Dan’s tenure at WBC prepared him well for the transition to real estate. He helped CEOs through bureaucratic red tape and dealing with construction issues like transportation challenges and talent shortages, which he continues to do at CBRE. But Dan's job doesn’t end once he secures office space for a firm. He’s always searching for ways to build bridges between startups and more traditional businesses; he believes each has something to teach the other and usually only positive things can result. Playing a small role as that connective layer between groups adds value that can never be realized on a lease agreement, he tells us.
Dan says one tried-and-true practice carried over to his real estate career: the importance of personal relationships and connecting others. Dan says we simply can’t overestimate the value that can be created by using our own networks for the betterment of others.
Dan says time, talent and culture are major driving forces behind today’s office leasing market. Just a few of the ways companies can touch that employee reflex are through wellness and fitness programs, collaborative environments, soulful design and art in the workplace.
Dan finds the employers that best attract and retain talent are authentic in their goals. Even with the advances in technology, the foundation for an employer/employee relationship is the same. Companies want hard workers; employees want recognition for their work. So employers are getting smarter about workplace efficiencies. But Dan also believes the market may have swung too far left on open workplace environments and density algorithms. There’s a reality returning to the market on what the most productive workplaces look like. Dan says companies can design a workspace, but they can’t manufacture soul. Talent is bred by a nurturing culture and if it isn’t set early, it will be adversely reflected down the line.

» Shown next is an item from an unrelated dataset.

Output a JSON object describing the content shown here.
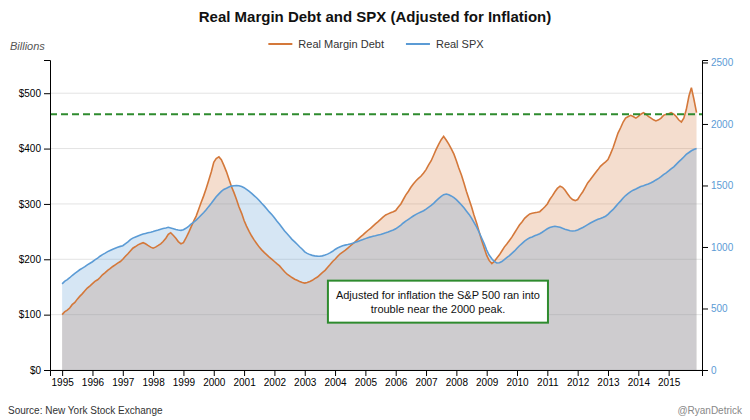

As for the next big tech office markets in town, Dan is high on Goose Island and the Clybourn/Elston industrial corridor, in large part because they are right in the middle of the neighborhoods where young workers already live. Dan sees a resurgence of office opportunities and sophisticated developments in these submarkets. One example: CBRE client Cards Against Humanity. Dan and his partners, Kyle Kamin and Jarrett Annenberg, worked with CAH founder Max Temkin on the company’s space at Elston and Cortland, where CAH is now attracting some of the most creative minds in the industry, by invitation.